No product can cure or erase sunburn. Once the damage is done it’s done. But there are some products that can keep you more comfortable and can hydrate the skin while the damage heals. Most after sun lotions are there to help moisturise the skin and calm the inflammation. Th best after sun lotions have a high water content and high aloe vera content. I would recommend a fragrance free aloe gel. Try to avoid anything with oil or rich creams that can occlude the skin and trap heat in and instead opt for hydrating gels. Whilst true clinical effectiveness of aloe is yet to be established we know it has a cooling effect on the skin, has anti-septic properties and is safe to apply to sun burn.
How long should you keep sunburned skin out of the sun for?

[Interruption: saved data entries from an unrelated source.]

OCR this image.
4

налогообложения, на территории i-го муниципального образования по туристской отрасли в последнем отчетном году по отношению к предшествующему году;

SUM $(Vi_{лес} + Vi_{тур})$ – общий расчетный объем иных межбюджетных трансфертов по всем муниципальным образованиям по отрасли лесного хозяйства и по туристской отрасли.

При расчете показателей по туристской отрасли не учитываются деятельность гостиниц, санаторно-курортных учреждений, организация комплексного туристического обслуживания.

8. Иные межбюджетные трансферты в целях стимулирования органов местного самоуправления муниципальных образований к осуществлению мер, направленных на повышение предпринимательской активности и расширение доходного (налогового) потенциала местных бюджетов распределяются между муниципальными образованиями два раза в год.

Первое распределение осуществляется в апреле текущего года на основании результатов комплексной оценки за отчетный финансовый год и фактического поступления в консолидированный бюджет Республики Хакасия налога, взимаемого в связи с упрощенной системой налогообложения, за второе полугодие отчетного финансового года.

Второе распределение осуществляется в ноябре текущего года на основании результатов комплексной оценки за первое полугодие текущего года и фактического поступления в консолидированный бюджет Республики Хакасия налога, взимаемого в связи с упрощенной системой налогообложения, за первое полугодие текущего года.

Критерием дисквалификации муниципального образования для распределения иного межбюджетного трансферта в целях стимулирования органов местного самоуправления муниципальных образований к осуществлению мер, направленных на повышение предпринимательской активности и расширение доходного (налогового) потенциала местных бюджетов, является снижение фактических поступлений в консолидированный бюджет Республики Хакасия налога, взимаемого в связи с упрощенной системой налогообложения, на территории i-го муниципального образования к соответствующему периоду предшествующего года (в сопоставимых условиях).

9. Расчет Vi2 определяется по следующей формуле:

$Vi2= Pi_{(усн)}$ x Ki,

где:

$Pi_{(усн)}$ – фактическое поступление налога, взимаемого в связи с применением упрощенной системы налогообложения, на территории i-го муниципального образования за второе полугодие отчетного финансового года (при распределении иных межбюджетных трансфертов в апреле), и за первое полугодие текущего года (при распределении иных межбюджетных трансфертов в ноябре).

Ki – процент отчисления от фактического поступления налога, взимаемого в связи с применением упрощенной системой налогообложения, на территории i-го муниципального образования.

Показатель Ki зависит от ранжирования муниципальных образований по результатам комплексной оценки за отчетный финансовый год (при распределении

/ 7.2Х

Minimum 7 days but I would recommend 2-4 weeks to avoid repeat trauma to the area.
If you start peeling, is it ever okay to pick this? What is happening when your skin peels?
The skin peels after sunburn because the DNA in the skin cells is damaged so the dead cells slough off. Once the skin starts peeling off don’t pick it and don’t exfoliate the skin as these would traumatise the skin further. Just let it slough off naturally and moisturise the area well.
Is it normal for freckles/moles to change in appearance after a day in the sun? What’s normal, and what’s not normal?
Freckles and moles can grow and change shape if they are exposed to sunshine. Freckles in particular can rapidly change shape and size according to sun exposure. Even just a day of sun exposure can make them bigger, darker and more noticeable. Moles also can change shape and size in response to UV exposure but it tends to happen more slowly over weeks and months. UV light can change the structure of a mole and increase the risk of it becoming cancerous. Freckles are more obvious in summer (when the skin produces extra melanin to protect itself from UV radiation) and fade in the winter and then often disappear with increasing age. Moles on the other hand are always present once they form.